ESCRITOS SOBRE MELGAÇO
Por Joaquim A. Rocha
FORAIS MELGACENSES
(continuação)
Nada fazia
prever, quando em 1223 morre Afonso II, subindo então ao trono seu filho Sancho
II, que Afonso algum dia viesse a ser rei. Ele próprio não acreditava nessa
possibilidade. Por isso, em 1227, quatro anos depois de seu irmão se tornar
monarca, parte para França onde casa, em 1245, com a condessa Matilde de
Bolonha, senhora de muito prestígio. Matilde, por razões que eu desconheço, não
acompanhou seu marido quando este veio assumir o poder em Portugal. Razões de
Estado? Razões de coração? Esta nobre senhora faleceu em 1261, já «divorciada»

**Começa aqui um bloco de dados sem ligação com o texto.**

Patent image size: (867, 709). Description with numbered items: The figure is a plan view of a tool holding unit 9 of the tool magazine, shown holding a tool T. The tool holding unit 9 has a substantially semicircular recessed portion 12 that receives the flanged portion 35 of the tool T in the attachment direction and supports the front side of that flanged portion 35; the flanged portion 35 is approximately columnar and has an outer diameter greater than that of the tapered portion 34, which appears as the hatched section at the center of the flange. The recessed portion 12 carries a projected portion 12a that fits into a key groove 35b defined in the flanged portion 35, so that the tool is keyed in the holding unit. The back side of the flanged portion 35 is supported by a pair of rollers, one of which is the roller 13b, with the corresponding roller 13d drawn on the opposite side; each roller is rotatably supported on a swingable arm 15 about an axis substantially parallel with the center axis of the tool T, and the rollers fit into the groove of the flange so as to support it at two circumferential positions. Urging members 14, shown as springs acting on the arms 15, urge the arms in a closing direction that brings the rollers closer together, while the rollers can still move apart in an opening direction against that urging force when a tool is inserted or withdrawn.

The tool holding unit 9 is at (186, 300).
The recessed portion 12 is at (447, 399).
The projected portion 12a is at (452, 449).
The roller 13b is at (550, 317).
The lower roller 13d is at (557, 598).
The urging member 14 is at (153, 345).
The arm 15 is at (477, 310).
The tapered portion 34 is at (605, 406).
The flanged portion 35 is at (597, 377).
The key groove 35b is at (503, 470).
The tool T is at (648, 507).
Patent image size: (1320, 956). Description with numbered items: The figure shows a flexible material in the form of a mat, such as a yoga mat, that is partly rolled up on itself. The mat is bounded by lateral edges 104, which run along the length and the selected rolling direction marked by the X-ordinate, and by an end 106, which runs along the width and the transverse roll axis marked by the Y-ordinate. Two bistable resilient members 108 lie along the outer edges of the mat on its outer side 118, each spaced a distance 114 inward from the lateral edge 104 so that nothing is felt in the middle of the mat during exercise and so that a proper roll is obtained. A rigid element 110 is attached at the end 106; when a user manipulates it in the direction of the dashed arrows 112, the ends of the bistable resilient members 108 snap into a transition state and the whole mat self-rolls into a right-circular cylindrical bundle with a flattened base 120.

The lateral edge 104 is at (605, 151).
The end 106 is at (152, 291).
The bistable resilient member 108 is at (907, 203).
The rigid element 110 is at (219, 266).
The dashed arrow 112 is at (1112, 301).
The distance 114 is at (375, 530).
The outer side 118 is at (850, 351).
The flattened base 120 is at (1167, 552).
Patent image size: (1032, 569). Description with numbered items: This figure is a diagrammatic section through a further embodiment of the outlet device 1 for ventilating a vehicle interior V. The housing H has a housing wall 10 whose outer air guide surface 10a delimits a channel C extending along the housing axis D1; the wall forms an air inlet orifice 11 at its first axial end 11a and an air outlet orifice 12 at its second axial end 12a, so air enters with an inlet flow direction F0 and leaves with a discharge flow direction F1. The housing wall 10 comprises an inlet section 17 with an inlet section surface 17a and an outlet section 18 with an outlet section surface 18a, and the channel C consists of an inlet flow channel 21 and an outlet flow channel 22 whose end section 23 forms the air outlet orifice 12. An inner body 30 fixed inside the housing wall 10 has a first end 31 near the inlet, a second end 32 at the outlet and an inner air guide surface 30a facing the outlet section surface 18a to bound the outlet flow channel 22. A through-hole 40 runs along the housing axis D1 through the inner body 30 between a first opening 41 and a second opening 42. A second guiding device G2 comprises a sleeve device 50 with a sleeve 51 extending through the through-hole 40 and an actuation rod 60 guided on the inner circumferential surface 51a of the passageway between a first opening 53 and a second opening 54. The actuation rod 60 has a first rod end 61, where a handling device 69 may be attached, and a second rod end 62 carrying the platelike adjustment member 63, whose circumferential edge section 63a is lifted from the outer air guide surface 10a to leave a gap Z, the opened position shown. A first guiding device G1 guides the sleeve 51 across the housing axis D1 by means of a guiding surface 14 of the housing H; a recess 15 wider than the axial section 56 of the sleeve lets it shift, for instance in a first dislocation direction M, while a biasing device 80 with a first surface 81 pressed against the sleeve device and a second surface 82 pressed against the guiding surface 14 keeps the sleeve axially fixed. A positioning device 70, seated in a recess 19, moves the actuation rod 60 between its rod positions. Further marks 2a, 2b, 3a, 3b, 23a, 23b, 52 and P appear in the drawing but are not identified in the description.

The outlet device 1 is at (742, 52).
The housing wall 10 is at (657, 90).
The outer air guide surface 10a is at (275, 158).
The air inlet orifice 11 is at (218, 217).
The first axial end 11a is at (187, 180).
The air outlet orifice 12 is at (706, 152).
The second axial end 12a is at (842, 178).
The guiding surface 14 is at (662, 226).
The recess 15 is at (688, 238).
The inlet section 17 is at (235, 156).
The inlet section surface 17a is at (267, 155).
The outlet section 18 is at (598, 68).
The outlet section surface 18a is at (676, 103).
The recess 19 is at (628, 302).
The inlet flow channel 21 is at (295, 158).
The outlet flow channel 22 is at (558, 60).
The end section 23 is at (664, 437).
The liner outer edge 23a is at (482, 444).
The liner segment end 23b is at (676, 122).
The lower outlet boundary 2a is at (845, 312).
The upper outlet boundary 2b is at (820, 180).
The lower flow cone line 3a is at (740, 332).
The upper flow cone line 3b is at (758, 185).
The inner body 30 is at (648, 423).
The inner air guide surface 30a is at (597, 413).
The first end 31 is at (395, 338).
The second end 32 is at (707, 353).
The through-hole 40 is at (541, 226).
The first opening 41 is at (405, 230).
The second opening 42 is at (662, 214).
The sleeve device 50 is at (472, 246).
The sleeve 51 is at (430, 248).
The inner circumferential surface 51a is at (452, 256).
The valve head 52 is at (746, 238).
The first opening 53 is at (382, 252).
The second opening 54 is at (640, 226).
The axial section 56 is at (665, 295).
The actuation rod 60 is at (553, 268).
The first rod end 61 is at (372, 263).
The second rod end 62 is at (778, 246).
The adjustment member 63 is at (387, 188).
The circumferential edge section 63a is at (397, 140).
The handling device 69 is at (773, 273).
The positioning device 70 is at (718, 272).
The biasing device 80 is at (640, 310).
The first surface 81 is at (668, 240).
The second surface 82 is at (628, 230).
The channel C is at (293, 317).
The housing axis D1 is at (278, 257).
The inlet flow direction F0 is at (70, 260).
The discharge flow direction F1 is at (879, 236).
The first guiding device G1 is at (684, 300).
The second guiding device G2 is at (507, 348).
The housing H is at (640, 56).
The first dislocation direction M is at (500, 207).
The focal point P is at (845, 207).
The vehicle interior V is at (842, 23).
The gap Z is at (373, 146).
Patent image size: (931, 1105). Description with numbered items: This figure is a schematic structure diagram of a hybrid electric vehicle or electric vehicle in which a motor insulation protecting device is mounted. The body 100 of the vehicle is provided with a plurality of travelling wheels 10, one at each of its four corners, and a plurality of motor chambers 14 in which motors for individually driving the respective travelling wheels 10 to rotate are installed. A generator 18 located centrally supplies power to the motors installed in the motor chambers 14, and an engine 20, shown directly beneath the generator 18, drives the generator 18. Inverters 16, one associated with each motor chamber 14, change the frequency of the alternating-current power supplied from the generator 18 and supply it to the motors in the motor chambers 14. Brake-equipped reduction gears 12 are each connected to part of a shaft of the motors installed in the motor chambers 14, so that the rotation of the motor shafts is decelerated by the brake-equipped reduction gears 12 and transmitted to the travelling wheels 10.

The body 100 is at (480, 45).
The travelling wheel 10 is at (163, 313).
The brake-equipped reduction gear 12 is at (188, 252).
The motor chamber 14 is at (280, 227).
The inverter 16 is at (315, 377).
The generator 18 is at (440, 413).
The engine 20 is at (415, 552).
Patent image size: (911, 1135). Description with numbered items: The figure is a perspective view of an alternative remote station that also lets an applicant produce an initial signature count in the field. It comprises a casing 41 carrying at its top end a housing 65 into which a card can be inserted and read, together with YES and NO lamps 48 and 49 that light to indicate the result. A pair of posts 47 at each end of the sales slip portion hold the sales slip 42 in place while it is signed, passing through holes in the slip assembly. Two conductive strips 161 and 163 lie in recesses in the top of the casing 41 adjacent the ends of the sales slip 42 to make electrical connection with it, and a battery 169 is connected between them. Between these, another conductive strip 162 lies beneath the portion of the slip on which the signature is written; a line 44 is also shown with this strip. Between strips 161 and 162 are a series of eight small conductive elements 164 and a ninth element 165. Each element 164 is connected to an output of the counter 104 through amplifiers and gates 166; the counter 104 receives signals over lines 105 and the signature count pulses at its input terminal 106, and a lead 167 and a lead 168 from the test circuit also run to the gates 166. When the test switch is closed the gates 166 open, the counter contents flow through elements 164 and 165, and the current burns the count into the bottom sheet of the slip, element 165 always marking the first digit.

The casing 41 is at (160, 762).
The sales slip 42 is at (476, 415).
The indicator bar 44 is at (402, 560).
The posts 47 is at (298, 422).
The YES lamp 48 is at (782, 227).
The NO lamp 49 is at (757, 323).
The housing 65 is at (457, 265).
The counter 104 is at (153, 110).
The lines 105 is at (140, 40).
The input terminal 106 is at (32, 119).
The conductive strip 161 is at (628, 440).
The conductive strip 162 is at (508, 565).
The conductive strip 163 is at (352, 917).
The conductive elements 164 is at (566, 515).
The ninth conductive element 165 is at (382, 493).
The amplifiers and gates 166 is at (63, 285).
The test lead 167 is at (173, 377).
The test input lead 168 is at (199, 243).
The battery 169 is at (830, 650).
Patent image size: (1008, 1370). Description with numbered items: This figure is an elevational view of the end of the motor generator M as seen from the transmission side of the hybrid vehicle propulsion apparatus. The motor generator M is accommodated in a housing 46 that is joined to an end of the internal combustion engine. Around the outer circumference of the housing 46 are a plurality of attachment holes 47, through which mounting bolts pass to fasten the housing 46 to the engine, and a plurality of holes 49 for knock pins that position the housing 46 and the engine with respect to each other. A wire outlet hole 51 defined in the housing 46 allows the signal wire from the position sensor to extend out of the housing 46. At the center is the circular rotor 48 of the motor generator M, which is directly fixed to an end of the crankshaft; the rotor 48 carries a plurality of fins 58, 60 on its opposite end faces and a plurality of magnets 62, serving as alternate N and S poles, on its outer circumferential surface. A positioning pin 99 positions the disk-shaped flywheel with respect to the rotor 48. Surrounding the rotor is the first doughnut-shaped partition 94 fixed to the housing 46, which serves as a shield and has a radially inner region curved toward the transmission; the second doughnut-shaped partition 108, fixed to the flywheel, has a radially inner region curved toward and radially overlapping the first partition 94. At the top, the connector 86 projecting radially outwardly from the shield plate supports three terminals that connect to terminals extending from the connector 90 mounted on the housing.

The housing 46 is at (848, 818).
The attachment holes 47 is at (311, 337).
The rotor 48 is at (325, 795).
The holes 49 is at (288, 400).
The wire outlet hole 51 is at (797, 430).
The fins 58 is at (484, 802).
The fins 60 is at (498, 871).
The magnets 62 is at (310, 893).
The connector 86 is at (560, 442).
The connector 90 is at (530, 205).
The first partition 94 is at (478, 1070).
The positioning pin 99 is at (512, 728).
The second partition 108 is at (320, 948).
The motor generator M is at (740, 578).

de Afonso III, rei de Portugal e Conde de Bolonha.
Foi o papa
Inocêncio IV, em 1245, a pedido dos prelados e de alguns nobres portugueses,
quem nomeou Afonso «defensor do reino de
Portugal», enquanto seu irmão fosse vivo (Sancho II seria desterrado para
Toledo, onde faleceu no ano de 1248).
Afonso III casou
novamente (encontrando-se ainda viva a sua primeira mulher), com Beatriz, filha
de Afonso X, o Sábio, rei de Leão e de Castela, na cidade de Chaves, no ano de
1253. A bolonhesa não lhe tinha dado filhos; a castelhana, porém, deu-lhe sete!
Além destes, o pai de D. Dinis ainda conseguiu arranjar mais dez ilegítimos!
Depois de
terminada a guerra civil, provocada por esta estranha sucessão, Afonso III virou-se
para a administração do território. Promoveu novas inquirições «que deviam julgar da justiça dos títulos de
posse e privilégios, padroados, coutos (…), a fim de evitar apropriações
abusivas.» É neste espírito de organização e atualização que surge o novo
foral dado a Melgaço no ano de 1258.
2.º Foral
Em nome de Cristo
e por sua graça. Seja conhecido de todos, tanto coevos como futuros, que eu,
Afonso, por graças de Deus rei de Portugal e Conde de Bolonha, juntamente com a
minha esposa e rainha D. Beatriz, filha do ilustre rei de Castela e de Leão,
faço carta de foro a vós, povoadores presentes e futuros de Melgaço. Dou-vos e
concedo-vos a minha vila de Melgaço para a povoarem para foro. E mando que
sejais na dita vila trezentos e cinquenta povoadores. E vós, e todos os vossos
sucessores, dar-me-eis, e aos meus sucessores, anualmente, trezentos e
cinquenta morabitinos velhos (1), três vezes ao ano, por todos os direitos,
foros e coimas qua adiante vão descritas. E haveis de receber na mesma vila o
meu rico-homem (2) que tiver essa terra e aí gaste os seus dinheiros, e não vos
faça nenhum mal nem força, nem vos tire seja o que for contra a vossa vontade.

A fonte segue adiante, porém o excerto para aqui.